江川一眼看去,只觉得脑袋被大锤狠狠地砸了一下,霎时间天旋地转,不知东西,腿下一软,再也站立不住,坐倒在地。
第二十六章神医望道
江川回到云湖山广阳门的芝园,已经三天以后的凌晨了,虽然一路上策马急奔,紧赶慢赶,仍是花费了不少时间。在芝园门口跳下马来,他只觉得一阵眩晕,若不是扶住了马鞍,几乎就要一头栽倒。
江川从小身体就不好,也没有练过武功强身健体,虽吃过不少丹药调养,但体力一直算不得好,这一次赶路回来,再加上心情剧烈震荡,几乎就要支持不住。
眼看天边已经出现了一抹鱼肚白,江川深深吸了一口气,借着微光细看,只见园门一如往日,并无丧报白纱,显然园中并无丧事,料想先生依然还在,一直翻滚不息的心情稍稍好转,推门进园。
走进药园,江川眉头微皱。只见中心灵药阁大门洞开,里面黑乎乎的,寂静无声。所有的窗户也都开着,整个阁楼便如一个四处漏风的凉房,隐隐可听见“呜”的风声,在阁中肆虐。
此情此景,给他的心头压上了一抹更深的阴影,心中暗道:何至于此何至于此就算先生卧病在床,药园还有童子打理,怎能颓败如此,形同鬼屋心中怒火暗炽,心道:莫非是张钰那坏蛋怠慢了先生么,若是如此,我定然要和他拼命。
慢慢上了二楼,眼见楼上也是漆黑一团,大开的门窗在风中乱抖,不时的撞击窗框,发出“碰碰”声,不由心中更惊,走上前去,就要把窗户关上,只听得有人道:“别关窗,我要通风。”
声音虽然苍老暗哑,但听到此时的江川耳中,犹如天籁,当即应道:“是。”从桌上抄起一个烛台,点上灯火,推门进了里间。
屋子里没有点灯,借着黎明的熹微的晨光,可以看见一人盘坐在房屋中间一架高台上,背对窗户,仿佛一座雕像。

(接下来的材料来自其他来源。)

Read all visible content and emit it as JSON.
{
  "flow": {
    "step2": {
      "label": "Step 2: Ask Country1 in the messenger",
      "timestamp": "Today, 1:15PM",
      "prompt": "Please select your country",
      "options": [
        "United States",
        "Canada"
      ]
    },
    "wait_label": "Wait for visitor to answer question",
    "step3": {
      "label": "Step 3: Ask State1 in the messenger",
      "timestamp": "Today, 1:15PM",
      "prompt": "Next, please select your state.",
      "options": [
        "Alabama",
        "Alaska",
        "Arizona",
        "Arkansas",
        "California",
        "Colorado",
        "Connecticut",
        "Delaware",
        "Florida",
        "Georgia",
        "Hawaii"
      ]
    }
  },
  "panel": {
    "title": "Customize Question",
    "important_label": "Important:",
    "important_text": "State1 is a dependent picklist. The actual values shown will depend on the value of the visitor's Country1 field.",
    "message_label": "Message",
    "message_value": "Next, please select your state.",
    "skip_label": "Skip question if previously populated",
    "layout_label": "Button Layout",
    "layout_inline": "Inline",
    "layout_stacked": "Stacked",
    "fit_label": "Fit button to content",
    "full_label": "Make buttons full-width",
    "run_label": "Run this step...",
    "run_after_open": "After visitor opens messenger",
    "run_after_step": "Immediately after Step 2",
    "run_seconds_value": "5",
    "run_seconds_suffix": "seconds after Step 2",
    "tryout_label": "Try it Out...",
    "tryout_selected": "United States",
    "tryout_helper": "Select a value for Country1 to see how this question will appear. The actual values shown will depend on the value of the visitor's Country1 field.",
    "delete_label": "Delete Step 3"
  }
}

江川走到窗边,将放置在那里的烛台点起,烛火刚刚燃起,就被从窗户里吹进来的冷风吹的七扭八歪,摇摇欲灭,江川想要关窗,但念及刚才的吩咐,只得将蜡烛寻了一个背风的地方放好,转过头来,正对那人,道:“先生,弟子回来了。”说着端端正正跪下,行下礼去。
那人笑道:“乖徒儿起来,出去一趟回来学了不少礼数,看来还是我那师兄会调教徒儿。”
江川起得身来,仔细打量孙神医,只见他还是那张胖乎乎的圆脸,白胡子一翘一翘,小眼睛一闪一闪,与自己熟悉的样子并无分别,只觉得鼻子一酸,险些流下泪来,笑道:“先生若是不喜欢,弟子以后尽自都能改回来。”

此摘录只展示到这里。